According to a Planned Parenthood report described by Media Matters, in 2008-2009 the doctors and nurses of the organization and its affiliates provided contraceptives to 36%, testing and treatment for sexually transmitted infections to 31 percent, cancer screening and prevention to 17 percent, and abortion services to three percent, of its clients. Revenue from abortion services was less than 15% of Planned Parenthood's total revenue during that period while, pursuant to federal regulations, no federal funds were used for abortion.
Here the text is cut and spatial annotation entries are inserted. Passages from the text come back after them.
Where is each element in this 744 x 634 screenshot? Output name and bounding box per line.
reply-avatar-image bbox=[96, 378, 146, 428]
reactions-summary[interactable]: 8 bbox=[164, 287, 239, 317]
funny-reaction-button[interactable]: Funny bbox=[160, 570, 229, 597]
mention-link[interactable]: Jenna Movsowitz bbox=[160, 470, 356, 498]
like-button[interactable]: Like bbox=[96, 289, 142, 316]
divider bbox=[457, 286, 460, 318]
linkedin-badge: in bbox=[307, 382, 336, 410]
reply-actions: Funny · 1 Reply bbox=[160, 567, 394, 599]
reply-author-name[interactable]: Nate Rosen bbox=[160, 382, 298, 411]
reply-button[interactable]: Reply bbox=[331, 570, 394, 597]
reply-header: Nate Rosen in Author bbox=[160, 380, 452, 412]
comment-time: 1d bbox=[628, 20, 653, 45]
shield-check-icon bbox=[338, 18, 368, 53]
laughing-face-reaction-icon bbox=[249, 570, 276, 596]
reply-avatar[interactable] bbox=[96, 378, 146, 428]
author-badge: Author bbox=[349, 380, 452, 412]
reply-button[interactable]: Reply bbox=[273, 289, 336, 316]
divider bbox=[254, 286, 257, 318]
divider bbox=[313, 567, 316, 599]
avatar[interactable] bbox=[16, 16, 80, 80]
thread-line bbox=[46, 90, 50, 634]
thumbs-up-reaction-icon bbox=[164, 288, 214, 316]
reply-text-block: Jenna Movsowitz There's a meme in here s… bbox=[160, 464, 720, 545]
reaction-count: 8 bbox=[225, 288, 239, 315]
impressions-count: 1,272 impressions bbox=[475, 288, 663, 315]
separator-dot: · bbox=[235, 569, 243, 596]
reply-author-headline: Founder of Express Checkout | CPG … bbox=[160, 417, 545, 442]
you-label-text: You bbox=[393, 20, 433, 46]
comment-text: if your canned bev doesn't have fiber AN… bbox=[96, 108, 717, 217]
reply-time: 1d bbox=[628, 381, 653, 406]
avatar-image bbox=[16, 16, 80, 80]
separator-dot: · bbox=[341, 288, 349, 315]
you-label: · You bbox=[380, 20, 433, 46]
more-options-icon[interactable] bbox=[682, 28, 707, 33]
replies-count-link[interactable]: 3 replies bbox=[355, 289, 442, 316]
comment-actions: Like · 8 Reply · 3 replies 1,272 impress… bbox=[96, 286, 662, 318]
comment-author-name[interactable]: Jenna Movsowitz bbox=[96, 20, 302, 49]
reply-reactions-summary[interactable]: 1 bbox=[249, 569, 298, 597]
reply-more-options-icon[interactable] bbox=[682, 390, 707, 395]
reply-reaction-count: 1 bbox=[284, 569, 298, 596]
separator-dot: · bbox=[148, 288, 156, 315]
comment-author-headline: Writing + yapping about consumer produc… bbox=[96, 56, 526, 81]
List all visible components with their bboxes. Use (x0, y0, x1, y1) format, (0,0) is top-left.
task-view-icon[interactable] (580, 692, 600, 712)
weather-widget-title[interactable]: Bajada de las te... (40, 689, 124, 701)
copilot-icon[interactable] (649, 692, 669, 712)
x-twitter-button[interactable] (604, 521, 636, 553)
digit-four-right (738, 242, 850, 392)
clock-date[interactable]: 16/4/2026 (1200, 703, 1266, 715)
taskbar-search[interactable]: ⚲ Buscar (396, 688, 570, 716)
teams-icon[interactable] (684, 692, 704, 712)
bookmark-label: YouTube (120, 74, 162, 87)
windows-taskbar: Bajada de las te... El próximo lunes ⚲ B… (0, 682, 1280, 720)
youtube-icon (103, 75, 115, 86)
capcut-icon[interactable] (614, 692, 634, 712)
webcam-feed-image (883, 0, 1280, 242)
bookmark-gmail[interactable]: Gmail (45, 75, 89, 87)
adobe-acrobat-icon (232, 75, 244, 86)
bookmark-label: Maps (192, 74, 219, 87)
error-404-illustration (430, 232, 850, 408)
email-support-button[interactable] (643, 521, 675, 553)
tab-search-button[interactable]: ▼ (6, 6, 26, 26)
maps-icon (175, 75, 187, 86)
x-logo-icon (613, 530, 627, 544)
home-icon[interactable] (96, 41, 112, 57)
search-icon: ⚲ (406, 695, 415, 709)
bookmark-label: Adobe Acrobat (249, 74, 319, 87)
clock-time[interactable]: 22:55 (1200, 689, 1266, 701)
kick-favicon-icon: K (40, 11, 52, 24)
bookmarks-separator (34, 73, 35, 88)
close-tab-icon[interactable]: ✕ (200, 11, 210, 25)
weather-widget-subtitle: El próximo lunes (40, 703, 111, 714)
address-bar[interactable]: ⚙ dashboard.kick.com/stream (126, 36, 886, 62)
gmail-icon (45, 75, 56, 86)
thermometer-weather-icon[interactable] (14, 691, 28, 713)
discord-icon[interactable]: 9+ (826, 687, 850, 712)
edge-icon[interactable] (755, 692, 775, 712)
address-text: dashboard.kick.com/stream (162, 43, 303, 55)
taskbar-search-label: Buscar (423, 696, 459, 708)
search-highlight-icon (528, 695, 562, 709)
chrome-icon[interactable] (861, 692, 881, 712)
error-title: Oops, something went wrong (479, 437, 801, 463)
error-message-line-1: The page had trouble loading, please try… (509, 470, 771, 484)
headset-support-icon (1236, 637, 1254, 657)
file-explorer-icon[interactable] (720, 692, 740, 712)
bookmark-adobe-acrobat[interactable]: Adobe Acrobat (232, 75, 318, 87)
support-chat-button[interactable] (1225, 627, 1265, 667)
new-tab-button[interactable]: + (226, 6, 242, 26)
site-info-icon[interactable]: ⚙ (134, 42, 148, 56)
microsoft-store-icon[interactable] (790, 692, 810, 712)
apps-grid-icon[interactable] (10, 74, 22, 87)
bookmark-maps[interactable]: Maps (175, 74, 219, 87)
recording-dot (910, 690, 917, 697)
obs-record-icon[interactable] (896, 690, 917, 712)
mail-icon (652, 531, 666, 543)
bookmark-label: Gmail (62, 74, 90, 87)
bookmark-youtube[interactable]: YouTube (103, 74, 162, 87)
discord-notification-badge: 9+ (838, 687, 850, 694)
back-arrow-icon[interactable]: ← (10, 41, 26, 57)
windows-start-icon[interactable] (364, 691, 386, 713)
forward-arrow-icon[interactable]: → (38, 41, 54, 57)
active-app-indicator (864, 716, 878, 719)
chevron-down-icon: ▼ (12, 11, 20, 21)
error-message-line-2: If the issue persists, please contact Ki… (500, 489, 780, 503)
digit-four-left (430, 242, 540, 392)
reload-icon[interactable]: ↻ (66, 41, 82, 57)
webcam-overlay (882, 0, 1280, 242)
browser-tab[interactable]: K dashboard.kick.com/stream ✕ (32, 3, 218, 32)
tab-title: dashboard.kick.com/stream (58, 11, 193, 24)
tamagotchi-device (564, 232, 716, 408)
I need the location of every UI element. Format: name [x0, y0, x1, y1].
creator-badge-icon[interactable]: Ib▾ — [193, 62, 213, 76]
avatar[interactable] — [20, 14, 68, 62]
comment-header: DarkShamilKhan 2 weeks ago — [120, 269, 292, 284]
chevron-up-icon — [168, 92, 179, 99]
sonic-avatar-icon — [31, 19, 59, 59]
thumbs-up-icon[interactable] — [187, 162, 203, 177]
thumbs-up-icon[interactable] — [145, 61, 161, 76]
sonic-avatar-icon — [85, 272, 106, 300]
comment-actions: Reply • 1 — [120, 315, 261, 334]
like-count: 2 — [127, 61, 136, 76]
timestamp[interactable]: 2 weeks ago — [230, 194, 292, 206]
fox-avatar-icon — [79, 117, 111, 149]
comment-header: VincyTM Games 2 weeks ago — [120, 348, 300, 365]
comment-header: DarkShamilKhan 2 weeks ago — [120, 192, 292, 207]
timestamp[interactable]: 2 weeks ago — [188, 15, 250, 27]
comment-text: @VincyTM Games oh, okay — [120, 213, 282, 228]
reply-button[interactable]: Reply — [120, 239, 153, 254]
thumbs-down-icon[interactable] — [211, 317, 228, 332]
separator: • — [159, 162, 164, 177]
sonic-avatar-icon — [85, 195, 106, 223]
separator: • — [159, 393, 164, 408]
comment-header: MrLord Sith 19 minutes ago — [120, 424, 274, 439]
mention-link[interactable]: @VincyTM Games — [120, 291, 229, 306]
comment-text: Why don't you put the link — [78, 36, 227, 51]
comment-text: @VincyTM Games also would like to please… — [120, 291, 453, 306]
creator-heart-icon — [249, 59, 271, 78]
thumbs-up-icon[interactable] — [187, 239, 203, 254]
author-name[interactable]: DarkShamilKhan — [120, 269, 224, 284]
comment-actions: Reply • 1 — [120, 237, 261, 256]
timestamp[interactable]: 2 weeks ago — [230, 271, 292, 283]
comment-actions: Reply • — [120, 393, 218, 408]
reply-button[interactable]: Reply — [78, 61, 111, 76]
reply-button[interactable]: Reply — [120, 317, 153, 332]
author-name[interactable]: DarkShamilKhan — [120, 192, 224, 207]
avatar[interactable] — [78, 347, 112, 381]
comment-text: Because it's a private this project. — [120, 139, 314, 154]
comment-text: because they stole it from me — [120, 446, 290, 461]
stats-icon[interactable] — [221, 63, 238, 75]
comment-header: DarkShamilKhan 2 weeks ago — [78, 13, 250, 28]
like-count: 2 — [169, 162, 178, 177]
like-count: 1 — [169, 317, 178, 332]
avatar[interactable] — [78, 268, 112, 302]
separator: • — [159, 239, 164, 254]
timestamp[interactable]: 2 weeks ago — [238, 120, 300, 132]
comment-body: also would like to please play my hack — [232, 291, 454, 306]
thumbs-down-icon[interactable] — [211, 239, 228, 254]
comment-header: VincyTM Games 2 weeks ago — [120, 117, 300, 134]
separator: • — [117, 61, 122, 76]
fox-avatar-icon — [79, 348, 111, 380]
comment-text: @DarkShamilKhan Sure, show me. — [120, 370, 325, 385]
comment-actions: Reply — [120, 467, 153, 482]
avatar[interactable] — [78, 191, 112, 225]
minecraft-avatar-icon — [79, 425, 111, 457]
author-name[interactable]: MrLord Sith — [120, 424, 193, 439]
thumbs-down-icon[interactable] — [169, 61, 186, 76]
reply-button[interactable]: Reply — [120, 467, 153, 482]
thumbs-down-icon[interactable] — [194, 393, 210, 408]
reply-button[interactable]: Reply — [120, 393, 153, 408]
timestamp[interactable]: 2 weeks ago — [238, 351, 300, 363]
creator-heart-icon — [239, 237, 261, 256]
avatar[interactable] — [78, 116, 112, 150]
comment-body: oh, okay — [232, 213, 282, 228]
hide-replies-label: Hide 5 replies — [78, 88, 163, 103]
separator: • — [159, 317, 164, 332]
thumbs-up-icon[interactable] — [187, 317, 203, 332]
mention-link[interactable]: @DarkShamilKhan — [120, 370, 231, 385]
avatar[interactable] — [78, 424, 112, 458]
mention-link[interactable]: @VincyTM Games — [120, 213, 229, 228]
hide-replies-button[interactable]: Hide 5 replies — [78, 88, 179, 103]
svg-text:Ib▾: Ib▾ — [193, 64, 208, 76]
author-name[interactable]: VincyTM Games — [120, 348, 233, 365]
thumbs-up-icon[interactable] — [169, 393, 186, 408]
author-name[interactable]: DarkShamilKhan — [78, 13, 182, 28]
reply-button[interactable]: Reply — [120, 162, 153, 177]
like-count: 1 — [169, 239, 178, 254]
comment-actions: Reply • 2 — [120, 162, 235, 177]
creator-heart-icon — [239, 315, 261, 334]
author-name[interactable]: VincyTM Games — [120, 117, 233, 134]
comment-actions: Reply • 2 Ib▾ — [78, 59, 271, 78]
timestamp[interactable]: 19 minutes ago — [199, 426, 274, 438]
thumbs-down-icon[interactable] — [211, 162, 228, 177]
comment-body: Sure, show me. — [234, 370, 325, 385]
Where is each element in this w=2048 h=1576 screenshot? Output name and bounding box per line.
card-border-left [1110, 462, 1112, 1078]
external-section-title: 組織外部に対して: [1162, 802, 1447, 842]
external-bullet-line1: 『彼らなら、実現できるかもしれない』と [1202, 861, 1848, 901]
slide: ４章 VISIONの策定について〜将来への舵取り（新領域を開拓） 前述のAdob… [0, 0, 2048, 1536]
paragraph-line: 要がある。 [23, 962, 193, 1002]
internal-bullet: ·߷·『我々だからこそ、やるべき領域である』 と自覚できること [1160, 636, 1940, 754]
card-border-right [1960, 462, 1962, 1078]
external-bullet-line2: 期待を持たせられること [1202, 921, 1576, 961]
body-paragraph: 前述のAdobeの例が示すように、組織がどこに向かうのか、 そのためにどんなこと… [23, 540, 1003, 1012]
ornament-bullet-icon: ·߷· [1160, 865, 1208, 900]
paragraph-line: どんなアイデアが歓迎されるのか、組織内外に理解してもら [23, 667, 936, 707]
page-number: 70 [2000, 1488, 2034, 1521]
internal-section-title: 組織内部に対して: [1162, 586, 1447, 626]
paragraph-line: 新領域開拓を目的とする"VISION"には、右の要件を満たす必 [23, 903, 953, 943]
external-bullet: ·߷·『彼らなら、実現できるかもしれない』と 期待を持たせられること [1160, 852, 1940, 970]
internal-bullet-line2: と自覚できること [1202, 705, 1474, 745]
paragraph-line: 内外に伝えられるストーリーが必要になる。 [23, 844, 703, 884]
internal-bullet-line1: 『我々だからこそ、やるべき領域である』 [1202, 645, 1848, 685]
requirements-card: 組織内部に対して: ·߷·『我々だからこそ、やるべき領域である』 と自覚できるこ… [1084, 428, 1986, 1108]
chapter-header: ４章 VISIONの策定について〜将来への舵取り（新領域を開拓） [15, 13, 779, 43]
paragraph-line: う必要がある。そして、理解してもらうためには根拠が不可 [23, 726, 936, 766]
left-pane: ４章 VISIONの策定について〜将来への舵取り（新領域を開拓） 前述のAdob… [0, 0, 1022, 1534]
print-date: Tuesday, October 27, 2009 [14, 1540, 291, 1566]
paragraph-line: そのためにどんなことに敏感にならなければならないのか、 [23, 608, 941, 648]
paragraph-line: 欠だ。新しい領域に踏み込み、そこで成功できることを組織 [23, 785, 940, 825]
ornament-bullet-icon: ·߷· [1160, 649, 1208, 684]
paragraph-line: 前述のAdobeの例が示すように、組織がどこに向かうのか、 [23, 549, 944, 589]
None.

Chris Smith, at least, has a long and manic opposition to abortion, which has been an obsession with him. And no doubt many of the U.S. Representatives lined up in opposition to women's health are committed and well-meaning opponents of abortion rights. But the effort to curtail reproductive rights and to destroy an organization dedicated primarily to the health of women suggests that the interests of the "pro-life" legislators go far beyond reduction of abortion. Perhaps the overheated assault is motivated in part by something so obvious it has escaped attention. Planned Parenthood- planned parenthood- is a concept itself offensive to much of this crowd.